Les faits concrets ont parfaitement confirmé la moindre ligne de notre analyse.

Plus d'un an après cette interview au Peuple, plus d'un an après le procès au cours duquel ils collaborèrent à la contre-révolution comme nous l'avions annoncé, Van Acker ose écrire : « Une fois n'est pas coutume, je réponds aux basses provocations des CCC ». Et Paternostre : « Depuis près d'un an, j'ai supporté les insultes gratuites des CCC ... » « Provocations », « insultes », voilà comment les deux repentis traduisent aujourd'hui la critique à leur collaboration judiciaire. Mais cela ne pourra jamais faire oublier cette question de fond et sa réponse : comment la bourgeoisie a-t-elle pu construire un procès à son avantage, s'appuyant sur l'amalgame ? Uniquement parce que Van Acker et Paternostre en ont été les acteurs volontaires.

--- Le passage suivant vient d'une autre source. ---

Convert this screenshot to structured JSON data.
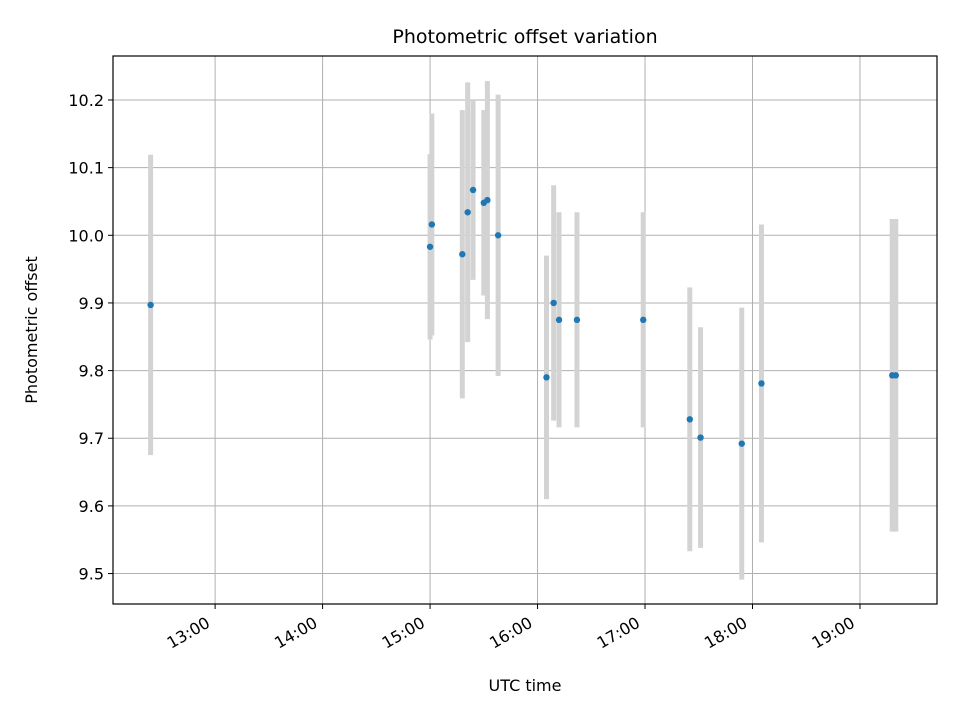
{
  "chart_data": {
    "type": "scatter",
    "title": "Photometric offset variation",
    "xlabel": "UTC time",
    "ylabel": "Photometric offset",
    "x_is_time": true,
    "xlim": [
      "12:03",
      "19:43"
    ],
    "ylim": [
      9.455,
      10.265
    ],
    "x_ticks": [
      "13:00",
      "14:00",
      "15:00",
      "16:00",
      "17:00",
      "18:00",
      "19:00"
    ],
    "y_ticks": [
      9.5,
      9.6,
      9.7,
      9.8,
      9.9,
      10.0,
      10.1,
      10.2
    ],
    "y_tick_labels": [
      "9.5",
      "9.6",
      "9.7",
      "9.8",
      "9.9",
      "10.0",
      "10.1",
      "10.2"
    ],
    "grid": true,
    "marker_color": "#1f77b4",
    "errorbar_color": "#d3d3d3",
    "points": [
      {
        "x": "12:24",
        "y": 9.897,
        "err": 0.222
      },
      {
        "x": "15:00",
        "y": 9.983,
        "err": 0.137
      },
      {
        "x": "15:01",
        "y": 10.016,
        "err": 0.164
      },
      {
        "x": "15:18",
        "y": 9.972,
        "err": 0.213
      },
      {
        "x": "15:21",
        "y": 10.034,
        "err": 0.192
      },
      {
        "x": "15:24",
        "y": 10.067,
        "err": 0.133
      },
      {
        "x": "15:30",
        "y": 10.048,
        "err": 0.137
      },
      {
        "x": "15:32",
        "y": 10.052,
        "err": 0.176
      },
      {
        "x": "15:38",
        "y": 10.0,
        "err": 0.208
      },
      {
        "x": "16:05",
        "y": 9.79,
        "err": 0.18
      },
      {
        "x": "16:09",
        "y": 9.9,
        "err": 0.174
      },
      {
        "x": "16:12",
        "y": 9.875,
        "err": 0.159
      },
      {
        "x": "16:22",
        "y": 9.875,
        "err": 0.159
      },
      {
        "x": "16:59",
        "y": 9.875,
        "err": 0.159
      },
      {
        "x": "17:25",
        "y": 9.728,
        "err": 0.195
      },
      {
        "x": "17:31",
        "y": 9.701,
        "err": 0.163
      },
      {
        "x": "17:54",
        "y": 9.692,
        "err": 0.201
      },
      {
        "x": "18:05",
        "y": 9.781,
        "err": 0.235
      },
      {
        "x": "19:18",
        "y": 9.793,
        "err": 0.231
      },
      {
        "x": "19:20",
        "y": 9.793,
        "err": 0.231
      }
    ]
  }
}
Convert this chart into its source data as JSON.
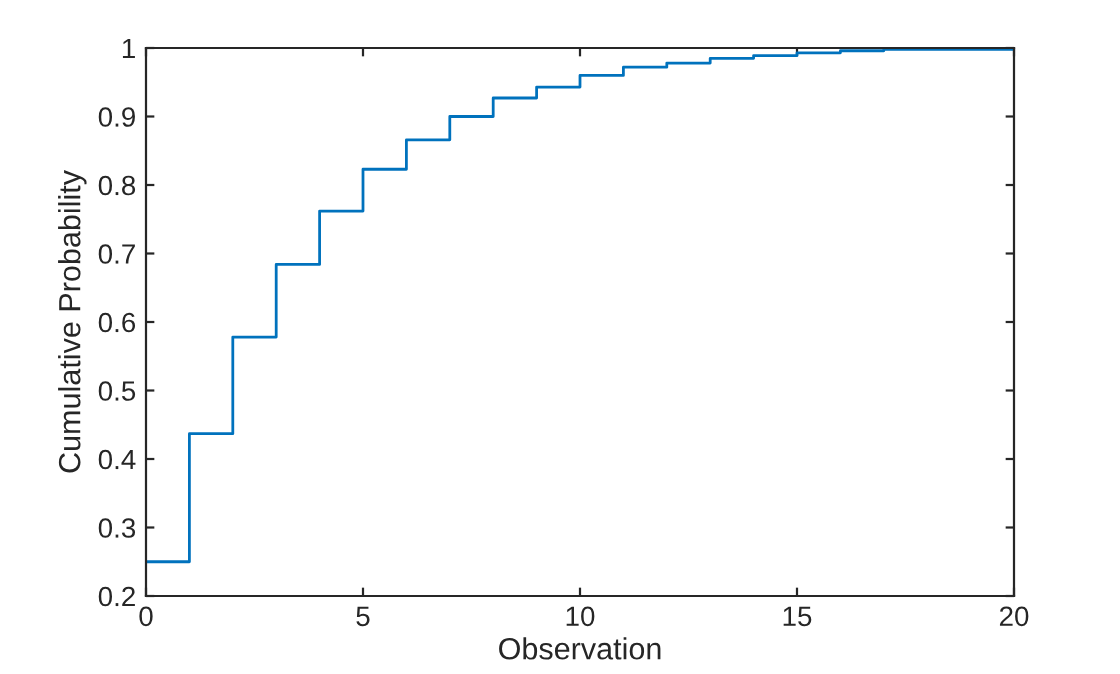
{
  "chart_data": {
    "type": "step",
    "xlabel": "Observation",
    "ylabel": "Cumulative Probability",
    "x": [
      0,
      1,
      2,
      3,
      4,
      5,
      6,
      7,
      8,
      9,
      10,
      11,
      12,
      13,
      14,
      15,
      16,
      17,
      18,
      19,
      20
    ],
    "series": [
      {
        "color": "#0072bd",
        "values": [
          0.25,
          0.437,
          0.578,
          0.684,
          0.762,
          0.823,
          0.866,
          0.9,
          0.927,
          0.943,
          0.96,
          0.972,
          0.978,
          0.985,
          0.989,
          0.993,
          0.996,
          0.998,
          0.998,
          0.998,
          0.998
        ]
      }
    ],
    "xlim": [
      0,
      20
    ],
    "xticks": [
      0,
      5,
      10,
      15,
      20
    ],
    "ylim": [
      0.2,
      1
    ],
    "yticks": [
      0.2,
      0.3,
      0.4,
      0.5,
      0.6,
      0.7,
      0.8,
      0.9,
      1
    ],
    "grid": false,
    "legend": false
  }
}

Au printemps 1988, quand la Justice fixe le procès en Cour d'assises et sous le signe de l'amalgame, les deux repentis jouissent d'une liberté provisoire. Autrement dit, ils ont l'entière possibilité d'accepter ou de refuser ce procès, ils tiennent en main une alternative extrêmement claire : soit se ranger au côté de la bourgeoisie et de ses flics dans l'attaque contre la lutte révolutionnaire et quatre militant(e)s des Cellules, soit refuser passivement cette collaboration ( nous n'aurons jamais la sottise de penser qu'ils puissent se ranger au côté des forces révolutionnaires ).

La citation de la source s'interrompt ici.